In sum, the Court does not dispute that the contract language at issue in this case could have been drafted in a better manner. Still, in its present form, the language is not ambiguous. While 60% of Plaintiff's monthly earnings equals $5,203.06, the maximum benefit payable under the Policy is $3,500.00. Insofar as Plaintiff receives a Social Security disability income benefit in the amount of $1,285.00, that amount is due to be deducted from the maximum benefit payable, $3,500.00. After the deduction, the net benefit due Plaintiff is $2,215.00.

Therefore, for the reasons that the Court discussed in denying Plaintiff's Motion for Discovery and for the reasons articulated by the Court in this discussion of the parties' cross motions for summary judgment, the Court finds that the benefit calculation in dispute was correct Consequently Count One of Plaintiff's Complaint under 29 U.S.C. § 1132(a)(1)(B) is due to be dismissed because Plaintiff is not entitled to any additional benefits. Further, Count Two of Plaintiff's Complaint under 29 U.S.C. § 1132(a)(3) is also due to be dismissed because the Court finds that there has been no breach of fiduciary duty in this case. Adhering to the terms of the Policy does not constitute a breach of fiduciary duty. Harris Trust & Sav. Bank v. John Hancock Mut. Life Ins. Co., 302 F.3d 18, 29 (2d Cir.2002); Ed Miniat, Inc. v. Globe Life Ins. Group, Inc., 805 F.2d 732, 737 (7th Cir.1986). Finally, inasmuch as Counts One and Two fail, Plaintiff's third derivative cause of action for attorneys' fees and costs under 29 U.S.C. § 1132(g)(1) also fails as a matter of law.

VI. CONCLUSION

For the foregoing reasons, the Court hereby GRANTS Defendants' Motion for Summary Judgment [Doc. No. 13], DENIES as moot Defendants' Motion to Stay Discovery [Doc. No. 16], DENIES Plaintiff's Motion to Conduct Discovery [Doc. No. 21], DENIES as moot Plaintiff's Motion to Stay Further Briefing [Doc. No. 21], DENIES Plaintiff's Motion to Stay the Court's Consideration of Defendants' Motion for Summary Judgment [Doc. No. 21], DENIES Plaintiff's Motion for Summary Judgment [Doc. No. 22], and DENIES Plaintiff's Motion to Strike Defendants' Response to Plaintiff's Notice to Court of Recent Eleventh Circuit Authority [Doc. No. 29].

NOTES

[1] Defendants move for summary judgment only on Plaintiffs' claims. Defendants have not moved for summary judgment on their Counterclaim.

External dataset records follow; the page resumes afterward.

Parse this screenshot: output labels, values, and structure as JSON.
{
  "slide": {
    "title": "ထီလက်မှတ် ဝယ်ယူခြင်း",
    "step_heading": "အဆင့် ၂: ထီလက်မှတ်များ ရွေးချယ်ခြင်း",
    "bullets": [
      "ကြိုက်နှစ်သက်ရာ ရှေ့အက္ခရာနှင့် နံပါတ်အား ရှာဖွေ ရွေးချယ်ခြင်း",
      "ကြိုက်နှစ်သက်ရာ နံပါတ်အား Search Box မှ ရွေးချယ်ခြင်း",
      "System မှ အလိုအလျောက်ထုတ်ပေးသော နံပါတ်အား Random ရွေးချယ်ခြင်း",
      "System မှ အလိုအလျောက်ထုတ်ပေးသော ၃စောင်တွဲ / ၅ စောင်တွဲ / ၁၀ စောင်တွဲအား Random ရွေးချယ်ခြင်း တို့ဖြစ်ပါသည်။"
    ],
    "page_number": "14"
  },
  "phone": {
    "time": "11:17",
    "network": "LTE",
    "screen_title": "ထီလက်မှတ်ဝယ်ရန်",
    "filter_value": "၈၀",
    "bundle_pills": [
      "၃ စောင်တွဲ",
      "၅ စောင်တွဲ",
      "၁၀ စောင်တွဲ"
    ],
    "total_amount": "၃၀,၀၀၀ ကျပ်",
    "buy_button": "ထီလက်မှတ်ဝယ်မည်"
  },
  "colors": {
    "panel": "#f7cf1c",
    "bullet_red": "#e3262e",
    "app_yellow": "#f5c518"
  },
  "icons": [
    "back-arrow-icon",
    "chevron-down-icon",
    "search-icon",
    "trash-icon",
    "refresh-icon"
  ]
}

[2] Three days are also added when service is by electronic filing.

[3] Plaintiff seeks leave from the Court to file a reply in response to Defendants' arguments, regardless of whether Defendants' response is stricken as untimely. Inasmuch as the Court is not taking Defendants' response into consideration, the Court finds no reason to take Plaintiff's reply into consideration and will not do so.

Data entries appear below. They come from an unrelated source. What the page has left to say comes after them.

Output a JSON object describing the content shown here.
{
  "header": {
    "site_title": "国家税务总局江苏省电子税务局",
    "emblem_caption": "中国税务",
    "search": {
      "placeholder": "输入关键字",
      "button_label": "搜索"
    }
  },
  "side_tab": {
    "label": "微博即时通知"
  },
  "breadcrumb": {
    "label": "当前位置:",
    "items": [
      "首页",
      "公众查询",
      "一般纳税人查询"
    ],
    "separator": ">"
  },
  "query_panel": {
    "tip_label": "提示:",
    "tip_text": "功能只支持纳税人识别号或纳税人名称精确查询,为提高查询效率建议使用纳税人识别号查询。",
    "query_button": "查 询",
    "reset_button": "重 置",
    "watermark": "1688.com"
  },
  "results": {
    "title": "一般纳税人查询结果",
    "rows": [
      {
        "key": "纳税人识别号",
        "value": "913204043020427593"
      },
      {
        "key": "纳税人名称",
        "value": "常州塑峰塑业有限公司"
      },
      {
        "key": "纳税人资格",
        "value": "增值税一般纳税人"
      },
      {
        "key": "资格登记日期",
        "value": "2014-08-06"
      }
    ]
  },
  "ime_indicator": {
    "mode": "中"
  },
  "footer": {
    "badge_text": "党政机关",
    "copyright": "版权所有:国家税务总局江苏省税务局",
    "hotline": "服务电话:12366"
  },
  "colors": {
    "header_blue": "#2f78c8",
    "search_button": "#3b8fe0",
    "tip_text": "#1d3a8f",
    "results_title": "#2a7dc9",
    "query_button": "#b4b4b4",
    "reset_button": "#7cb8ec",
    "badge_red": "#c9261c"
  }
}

[4] As a general matter, Plaintiff does not dispute that offsets may be had from maximum or capped benefits provisions. Indeed, Defendants have cited authority for the proposition that such offsets are proper. See Glover v. South Cent. Bell Tel. Co., 644 F.2d 1155, 1159-60 (5th Cir. (Unit A) 1981). Rather, Plaintiff's argument is that the language in the policy at issue in this case does not specify that the offset should be from the maximum benefit amount.